There has been an increasing interest in the fashion industry on making the ‘hidden costs’ of garments more transparent. In 2006, I wrote my undergraduate dissertation on the ‘true costs’ of the textile industry, inspired by the work of ecology writers such as Paul Hawken and economist Herman Daly. These thinkers were talking about the impacts or ‘cost’ of industrial manufacturing on the environment in the form of pollution, toxicity and damage to ecosystems.
The conversation in the fashion and textile sector has now evolved to be a key concern for customers and companies, as the textile industry continues to impact on our ecosystem and the price of clothing continues to decline. Fashion companies have started to understand that transparency and accountability is good for the environment and good for business. The most recent brand to engage with transparency is Everlane, who have branded themselves as offering ‘radical transparency’. They have made information on each stage of the supply chain available to customers, and are communicating their operating costs and profits. Puma has even developed a profit and loss framework that shows the economic costs of their impact on the environment through their entire supply chain.

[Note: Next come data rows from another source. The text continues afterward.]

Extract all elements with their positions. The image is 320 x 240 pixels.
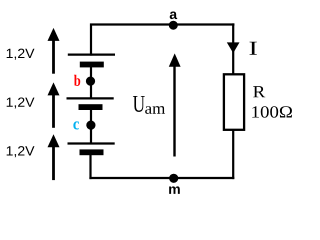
emf value label cell 3: [7, 146, 35, 157]
emf arrow cell 2: [48, 82, 60, 127]
node m junction dot: [169, 174, 178, 183]
wire top horizontal: [90, 23, 235, 25]
voltage Uam arrow shaft: [173, 64, 175, 157]
voltage Uam arrow head: [169, 53, 181, 66]
battery cell 2 positive plate: [67, 97, 114, 99]
battery cell 1 negative plate: [80, 62, 104, 68]
wire bottom horizontal: [89, 177, 234, 179]
wire right branch upper: [232, 23, 234, 74]
battery cell 3 positive plate: [68, 142, 115, 144]
emf arrow cell 3: [48, 134, 60, 180]
current arrow I head: [227, 42, 240, 53]
wire battery2 to battery3 through node c: [90, 107, 92, 144]
node a junction dot: [169, 21, 178, 30]
emf arrow cell 1: [48, 28, 60, 74]
wire right branch lower: [232, 129, 234, 179]
node b label: [74, 75, 80, 86]
battery cell 3 negative plate: [80, 149, 104, 155]
node c junction dot: [86, 121, 95, 130]
battery cell 2 negative plate: [79, 104, 103, 110]
node b junction dot: [86, 77, 95, 86]
resistor value label 100 ohm: [252, 106, 292, 117]
wire battery1 top to top-left corner: [90, 26, 92, 56]
current label I: [250, 42, 257, 55]
resistor R body: [224, 74, 244, 130]
wire battery3 bottom to bottom-left corner: [89, 152, 91, 179]
voltage label Uam: [133, 96, 165, 114]
wire battery1 to battery2 through node b: [90, 64, 92, 98]
node m label: [169, 186, 180, 194]
node a label: [170, 11, 177, 19]
emf value label cell 2: [7, 97, 35, 108]
node c label: [73, 121, 79, 129]
emf value label cell 1: [7, 49, 35, 60]
battery cell 1 positive plate: [68, 53, 115, 55]
resistor label R: [253, 86, 265, 97]
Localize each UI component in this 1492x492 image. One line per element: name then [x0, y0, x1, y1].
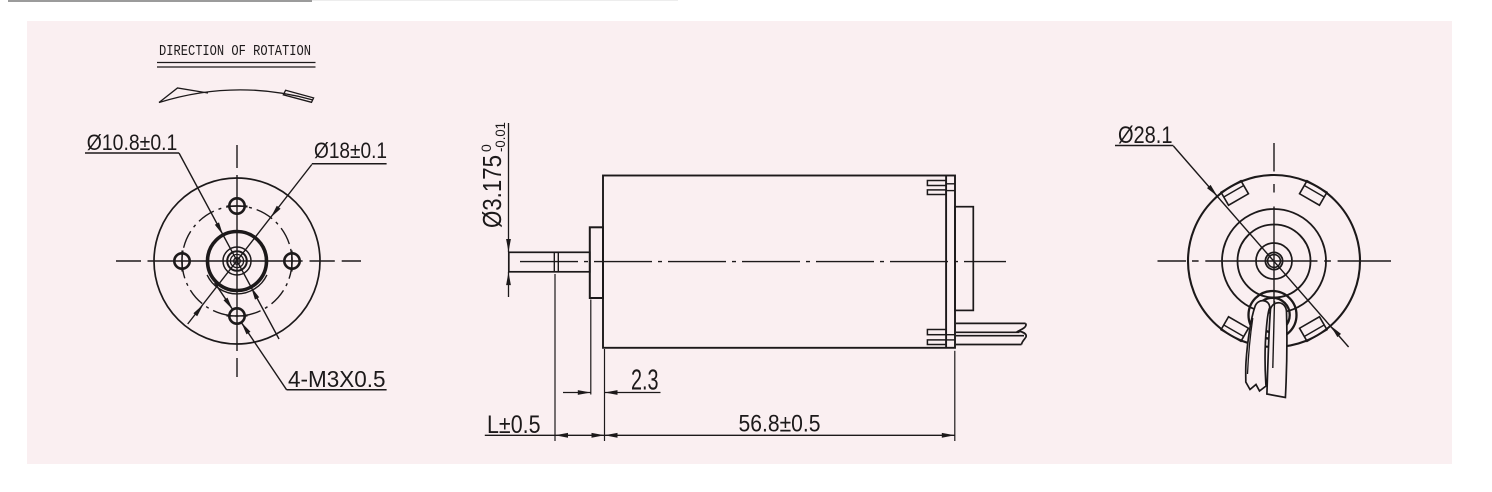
front view vertical centerline [236, 145, 238, 377]
screw hole top [229, 198, 244, 213]
extension line from shaft tick [554, 274, 556, 441]
title underline upper [157, 62, 316, 64]
dim L left arrow [555, 433, 568, 438]
rear horizontal centerline [1158, 260, 1392, 262]
shaft step tick 1 [553, 252, 555, 271]
grommet inner ring [1255, 298, 1289, 332]
bolt circle arc at left hole [182, 251, 183, 272]
rear outer circle [1188, 175, 1360, 347]
svg-text:2.3: 2.3 [631, 364, 659, 396]
cap ring crossing bottom 2 [946, 339, 955, 341]
bolt circle arc at bottom hole [227, 315, 248, 316]
D18 dimension line [188, 165, 312, 325]
D28.1 arrow upper-left [1207, 185, 1217, 196]
extension line body left [604, 349, 606, 441]
shaft step tick 2 [557, 252, 559, 271]
cap ring crossing bottom 1 [946, 334, 955, 336]
lead wires side view [956, 323, 1026, 344]
motor body outline [603, 176, 955, 348]
rotation arrow head [159, 88, 208, 103]
svg-text:Ø18±0.1: Ø18±0.1 [314, 138, 387, 163]
bearing circle r7 [230, 254, 243, 267]
front bearing boss [590, 227, 603, 298]
wire grommet outer ring [1249, 291, 1297, 339]
D28.1 dimension line [1173, 146, 1348, 347]
shaft [509, 252, 590, 271]
bearing circle r10 [227, 251, 247, 271]
lead wire right [1267, 303, 1287, 398]
svg-text:-0.01: -0.01 [492, 122, 508, 152]
rear boss rectangle [955, 207, 973, 311]
centerline dash-dot [520, 261, 1006, 263]
svg-text:56.8±0.5: 56.8±0.5 [739, 410, 821, 437]
dim 2.3 right line [605, 392, 661, 394]
wire middle crease [1273, 301, 1275, 368]
mounting tab lower-left [1221, 317, 1248, 341]
dim 2.3 left arrow [563, 392, 591, 394]
wire break symbol [1019, 323, 1027, 344]
screw hole left [174, 253, 189, 268]
4-M3X0.5 arrow upper [224, 298, 233, 310]
bolt circle arc at top hole [227, 206, 248, 207]
4-M3X0.5 leader line [241, 322, 286, 390]
bottom terminal tab 1 [927, 330, 946, 335]
4-M3X0.5 arrow lower [241, 322, 250, 334]
D18 arrow NE [271, 206, 281, 218]
D10.8 dimension line [179, 153, 279, 339]
svg-text:Ø10.8±0.1: Ø10.8±0.1 [87, 130, 178, 155]
label D3.175 with tolerance [477, 122, 508, 228]
bearing circle r14 [223, 247, 251, 275]
centerline gaps left view [141, 168, 342, 358]
title underline lower [157, 66, 316, 68]
svg-text:Ø3.175: Ø3.175 [477, 155, 507, 228]
dim 56.8 line [605, 434, 955, 436]
dim L line [485, 434, 605, 436]
lead wire left [1246, 301, 1270, 391]
rear hub circle r18 [1256, 243, 1292, 279]
bottom terminal tab 2 [927, 340, 946, 345]
rotation arrow arc [159, 90, 313, 103]
screw hole right [284, 253, 299, 268]
end cap ring line [945, 176, 947, 348]
thick boss circle (D10.8) [208, 232, 267, 291]
svg-text:L±0.5: L±0.5 [487, 411, 541, 439]
rear hub circle r6.4 [1268, 255, 1281, 268]
boss chamfer arc [207, 275, 267, 294]
extension line cap right [954, 351, 956, 441]
rear hub circle r8.6 [1265, 252, 1282, 269]
extension line boss left [590, 300, 592, 395]
rear circle r52 [1222, 209, 1326, 313]
D18 arrow SW [193, 305, 203, 317]
bolt circle dash-dot [182, 206, 292, 316]
svg-text:4-M3X0.5: 4-M3X0.5 [288, 366, 386, 392]
mounting tab upper-left [1221, 181, 1248, 205]
top grey loading bar [8, 0, 312, 2]
front outer circle [154, 178, 320, 344]
rear vertical centerline [1273, 143, 1275, 384]
top terminal tab 2 [927, 190, 946, 195]
mounting tab upper-right [1300, 181, 1327, 205]
dim L right arrow [592, 433, 605, 438]
D10.8 arrow SE [251, 287, 259, 300]
D10.8 arrow NW [215, 222, 223, 235]
dim 56.8 left arrow [605, 433, 618, 438]
rear circle r36.5 [1238, 225, 1311, 298]
D28.1 arrow lower-right [1331, 326, 1341, 337]
cap ring crossing top 1 [946, 183, 955, 185]
D3.175 dim line bottom [508, 272, 510, 297]
mounting tab lower-right [1300, 317, 1327, 341]
front view horizontal centerline [116, 260, 361, 262]
dim 56.8 right arrow [942, 433, 955, 438]
top terminal tab 1 [927, 181, 946, 186]
D3.175 dim line top [508, 123, 510, 252]
centerline gaps rear view [1186, 172, 1338, 263]
svg-text:DIRECTION OF ROTATION: DIRECTION OF ROTATION [159, 43, 311, 60]
wire left crease [1248, 318, 1253, 374]
cap ring crossing top 2 [946, 190, 955, 192]
screw hole bottom [229, 308, 244, 323]
bolt circle arc at right hole [291, 251, 292, 272]
shaft circle [234, 258, 241, 265]
rotation arrow tail flag [283, 90, 313, 102]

More and more fashion brands are declaring their spreadsheets and their impacts. Just last week, Liz who runs the independent fashion label Elizabeth Suzann, wrote a fantastic piece on her blog about the pricing for her collections. She discusses the background context to why customers are starting to ask these hard questions of companies; why no other sector or consumer goods category other than fashion is experiencing this phenomena; and provides a break down of the costs for all her garment designs.
I predict this transparency around business models and branding stories will only continue in the fashion industry, particularly as a younger generation of designers, entrepreneurs and customers demand honesty and integrity from the fashion industry.